她最初看见许多手镯,随后一个用珍珠镶成的项圈,随后一个威尼斯款式的金十字架,镶着宝石的,做工非常精巧。她在镜子跟前试着这些首饰,迟疑不决,舍不得丢开这些东西,归还这些东西。她老问着。
“你还有没有一点什么别的?”
“有的是,你自己找吧。我不晓得哪件合得上你的意思。”她忽然在一只黑缎子做的小盒子里,发现了一串用金刚钻镶成的项链,那东西真地压得倒一切;于是她的心房因为一种奢望渐渐跳起来。她双手拿着那东西发抖,她把它压着自己裙袍的领子绕在自己的颈项上面了,对着自己在镜子里的影子出了半天的神。
后来,她带看满腔的顾虑迟疑地问道:
“你能够借这东西给我吗,我只借这一件?”
“当然可以,当然可以。”
她跳起来抱着她朋友的颈项,热烈地吻了又吻,末后,她带着这件宝贝溜也似地走了。
晚会的日子到了,骆塞尔太太得到极大的成功,她比一般女宾都要漂亮,时髦,迷人,不断地微笑,并且乐得发狂。一般男宾都望着她出神,探听她的姓名,设法使人把自己引到她跟前作介绍。本部机要处的人员都想和她跳舞,部长也注意她。
她用陶醉的姿态舞着,用兴奋的动作舞着,她沉醉在欢乐里,她满意于自己的容貌的胜利,满意于自己的成绩的光荣;满意于那一切阿谀赞叹和那场使得女性认为异常完备而且甜美的凯歌,一种幸福的祥云包围着她。所以她什么都不思虑了。

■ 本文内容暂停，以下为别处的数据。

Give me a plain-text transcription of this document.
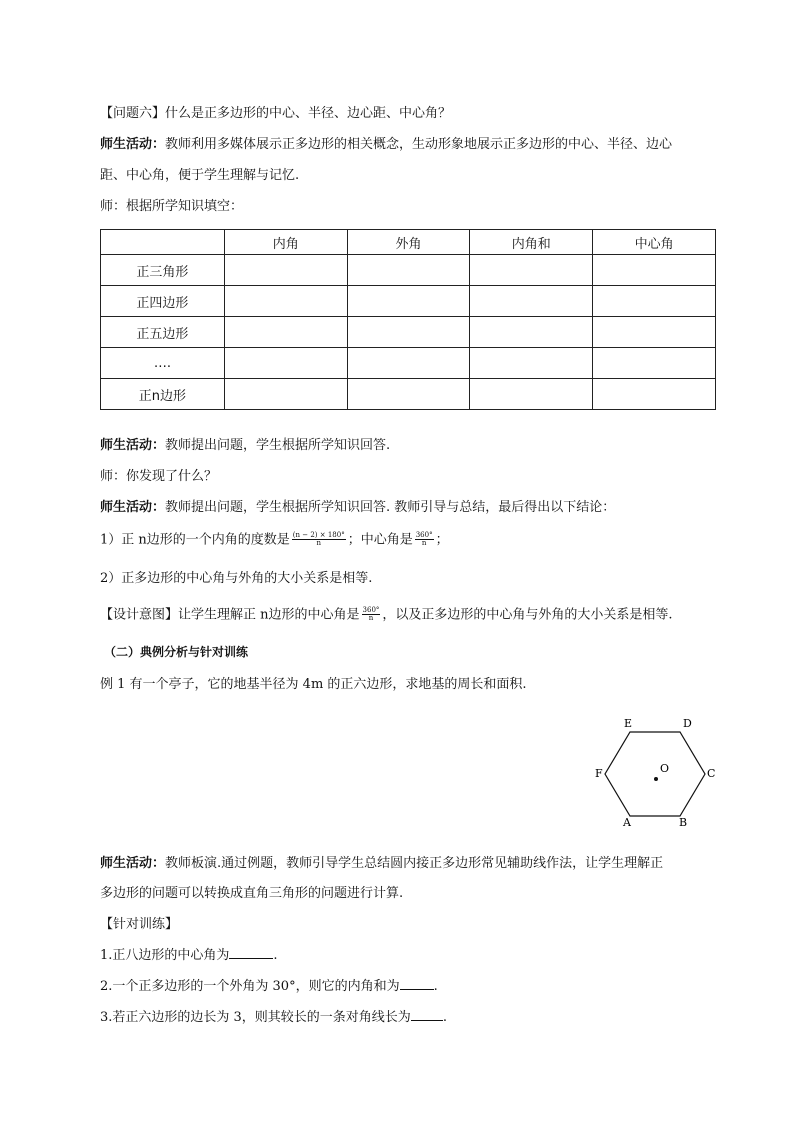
【问题六】什么是正多边形的中心、半径、边心距、中心角？
师生活动：教师利用多媒体展示正多边形的相关概念，生动形象地展示正多边形的中心、半径、边心
距、中心角，便于学生理解与记忆.
师：根据所学知识填空：
	内角	外角	内角和	中心角
正三角形				
正四边形				
正五边形				
….				
正n边形				
师生活动：教师提出问题，学生根据所学知识回答.
师：你发现了什么？
师生活动：教师提出问题，学生根据所学知识回答. 教师引导与总结，最后得出以下结论：
1）正 n边形的一个内角的度数是 $\frac{(n - 2) \times 180^\circ}{n}$ ；中心角是 $\frac{360^\circ}{n}$ ；
2）正多边形的中心角与外角的大小关系是相等.
【设计意图】让学生理解正 n边形的中心角是 $\frac{360^\circ}{n}$ ，以及正多边形的中心角与外角的大小关系是相等.
（二）典例分析与针对训练
例 1 有一个亭子，它的地基半径为 4m 的正六边形，求地基的周长和面积.
E	D
C
F	O
A	B
师生活动：教师板演.通过例题，教师引导学生总结圆内接正多边形常见辅助线作法，让学生理解正
多边形的问题可以转换成直角三角形的问题进行计算.
【针对训练】
1.正八边形的中心角为	.
2.一个正多边形的一个外角为 30°，则它的内角和为	.
3.若正六边形的边长为 3，则其较长的一条对角线长为 .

她是清晨四点钟光景离开的。她丈夫自从半夜十二点钟光景,就同着另外三位男宾在一间无人理会的小客厅里睡着了;这三位男宾的妻子也正舞得很快活。
他对她的肩头上披上了那些为了上街而带来的衣裳,家常用的俭朴的衣裳,这些东西的寒伧意味是和跳舞会里的服装的豪华气派不相称的。她感到了这一层,于是为了避免另外那些裹着珍贵皮衣的太太们注意,她竟想逃遁了。
骆塞尔牵住了她:
“等着吧。你到外面会受寒。我去找一辆出租的街车来吧。”
不过她绝不听从他,匆匆忙忙下了台阶儿。等到他俩走到街上竟找不着车了;于是他俩开始去寻觅,追着那些他们远远地望得见的车子。
他俩向着塞纳河的河沿走下去,两个人感到失望,浑身冷得发抖。末了,他俩在河沿上竟找着了一辆像是夜游病者一样的旧式轿车——这样的车子白天在巴黎如同感到自惭形秽,所以要到天黑以后才看得见它们。
车子把他俩送到殉教街的寓所大门外了,他俩惆怅地上了楼。在她,这算是结束了。而他呢,却想起了自己明天早上十点钟应当到部。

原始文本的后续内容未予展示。